Da Redação Com Lusa
Histórias de famílias que viveram a ditadura do Estado Novo, contadas por pessoas reais, estão na base do espetáculo “Os Filhos do Mal”, que estreia nesta quarta-feira, na sala virtual do Teatro Municipal S. Luiz, em Lisboa.
Como as seis personagens viveram a ditadura, de que forma afetou, ou não, as suas vidas, como integraram essas experiências do passado nos seus percursos e de que forma foram determinantes para o seu presente são algumas das questões postas na peça criada pelo ator e encenador André Amálio.
“Um mosaico, uma colagem que nos dá uma ideia de como esse período foi vivido na altura, e que impacto tem na atualidade”, disse André Amálio à Lusa, sobre “Os Filhos do Mal”, que criou para o Teatro Europa, numa produção conjunta desta estrutura com o S. Luiz Teatro Municipal, em Lisboa.
O impacto dessa violência nas gerações seguintes e o modo como as personagens se relacionam com os seus familiares – os que lutaram contra o regime e os que colaboraram com a ditadura portuguesa – é mais uma linha de ação, que verifica como estas histórias foram passadas a descendentes e como estes se relacionam com o regime.
Ao explorar a relação que as gerações nascidas após o 25 de Abril de 1974 têm com a ditadura fascista portuguesa, e quais as memórias desse passado que lhes foram ou não transmitidas, a peça “Os Filhos do Mal” encerra o ciclo iniciado em 2019, na Culturgest, com “Os Filhos do Colonialismo”.
“Trata-se de uma parte da história que foi traumática a todos, sobretudo para os que estavam contra o regime e lutaram para que fosse derrubado”, frisou André Amálio.
Com “Os Filhos do Mal”, o criador tem por objetivo encontrar “respostas de quem somos e de como o passado determina o presente das pessoas”.
Com seis intérpretes, estranhos ao Teatro Europa, “pessoas reais” encontradas no processo de recolha de depoimentos, representando as suas próprias histórias, o espectáculo soma seis meses de preparação, iniciada em setembro de 2020, com a realização de ‘workshops’ destinados a construir as personagens, referiu.
As histórias que são contadas ao longo do espetáculo atravessam cinco décadas, desde os anos de 1930 até à Revolução de 25 de Abril de 1974.
Uma das curiosidades do espectáculo passa pelos próprios intérpretes terem trabalhado muito no aprofundamento das suas histórias pessoais, muitas das quais as famílias não lhes tinham contado ou tinham omitido partes, disse o ator e encenador.
Questionado sobre o porquê do título, “Os Filhos do Mal”, André Amálio disse à Lusa que há que admitir, “sem dúvidas, contemplações ou complexos, que o período da ditadura do Estado Novo foi um período do mal para todos”.
“O período do fascismo é um período do mal.

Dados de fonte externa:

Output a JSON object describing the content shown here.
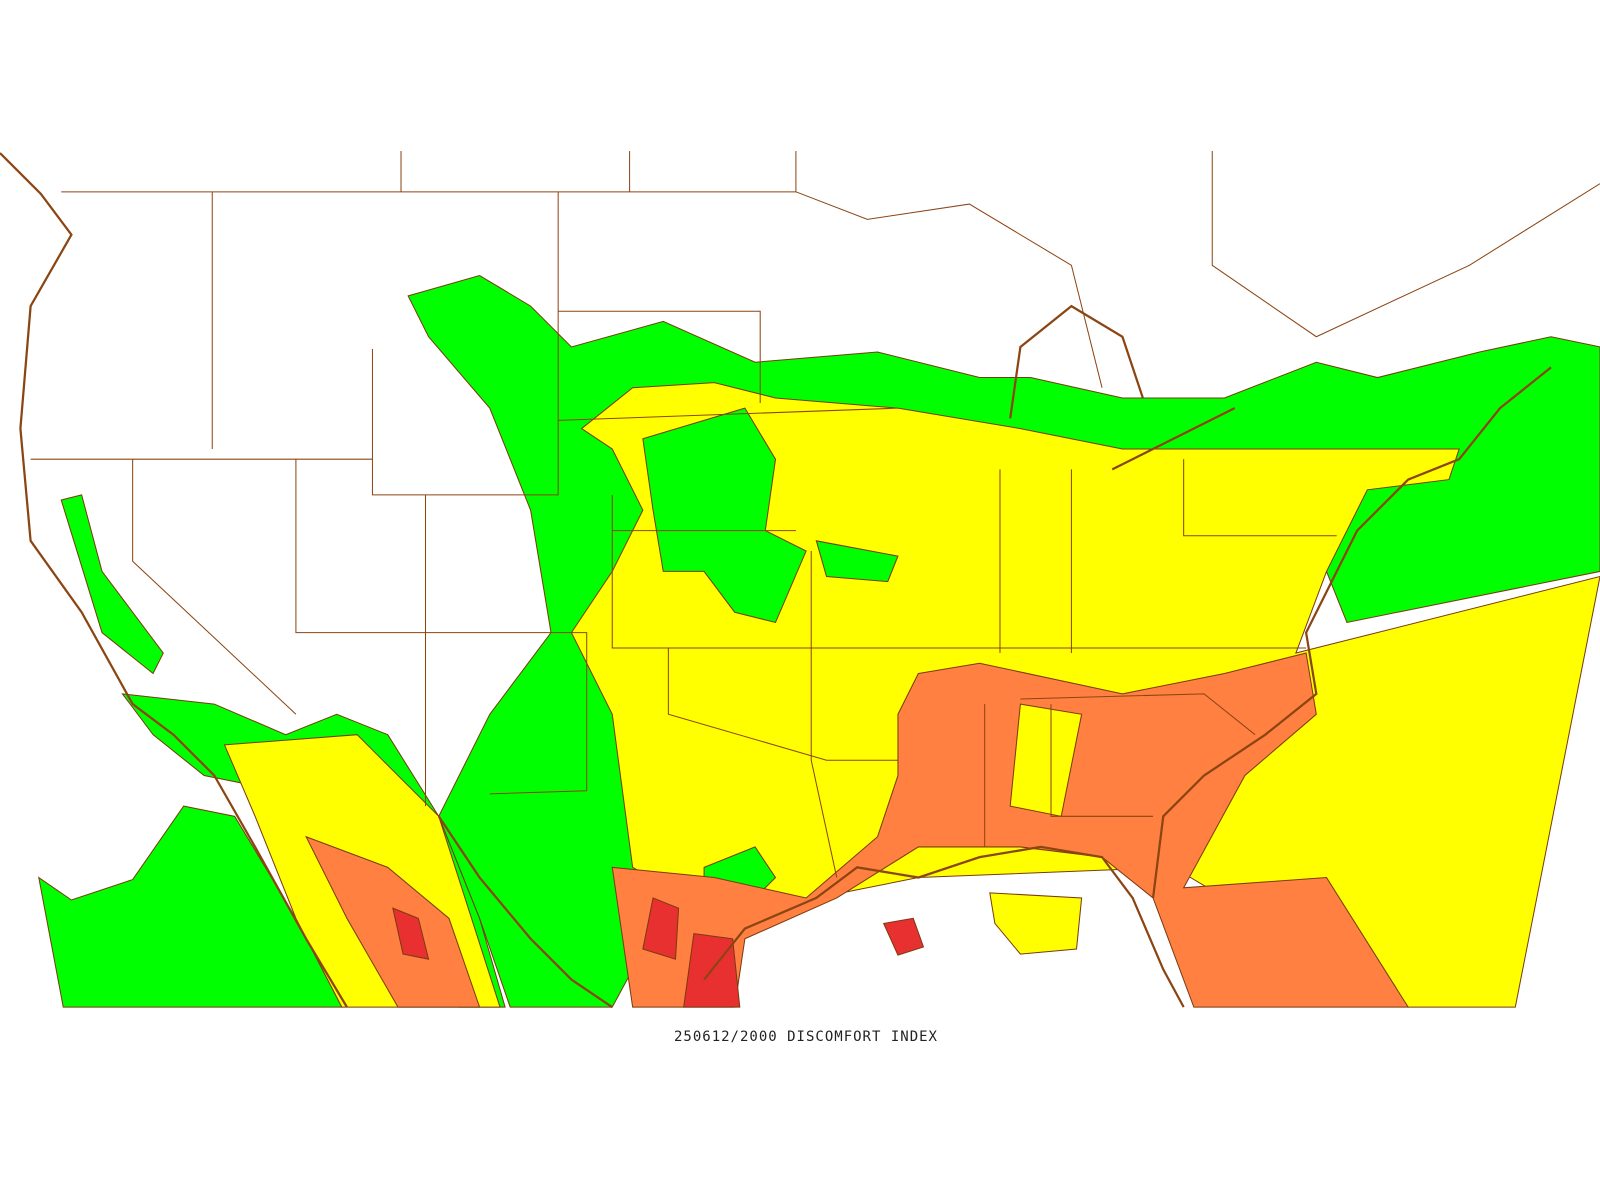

Não pode haver dúvidas nem nostalgias”, afirmou. Muito menos “numa altura em que um partido saudosista da ditadura e do fascismo tende a crescer”.
É necessário, cada vez mais “não branquear a história”, defendeu.
Hotel Europa criou esta nova produção de teatro documental a partir do conceito de “pós-memória”, definido pela professora e investigadora Marianne Hirsch, no seu livro “Postmemory Generation”.
Criado por André Amálio, com Tereza Havlícková, responsável pelo movimento, o espetáculo “Os Filhos do Mal” tem interpetações de Ana Rita Ferreira, Ana Sartóris, João Esteves, Marta Salazar Fernandes, Paulo Quedas e Rita Tomé.
A cenografia é de Sara Franqueira, a criação musical, de Pedro Salvador, e, o desenho de luz e operação, de Joaquim Madail.
“Os Filhos do Mal” ficam em cena até 04 de abril, com representações de quarta-feira a sábado, às 19:00, até 31 de março, período durante o qual ficará disponível até às 24:00.
O espetáculo também poderá ser visto, de 02 a 04 de abril, a partir das 14:00, ficando disponível até às 19:00.
A peça “Os Filhos do Mal” também está disponível para escolas, mediante marcação por e-mail.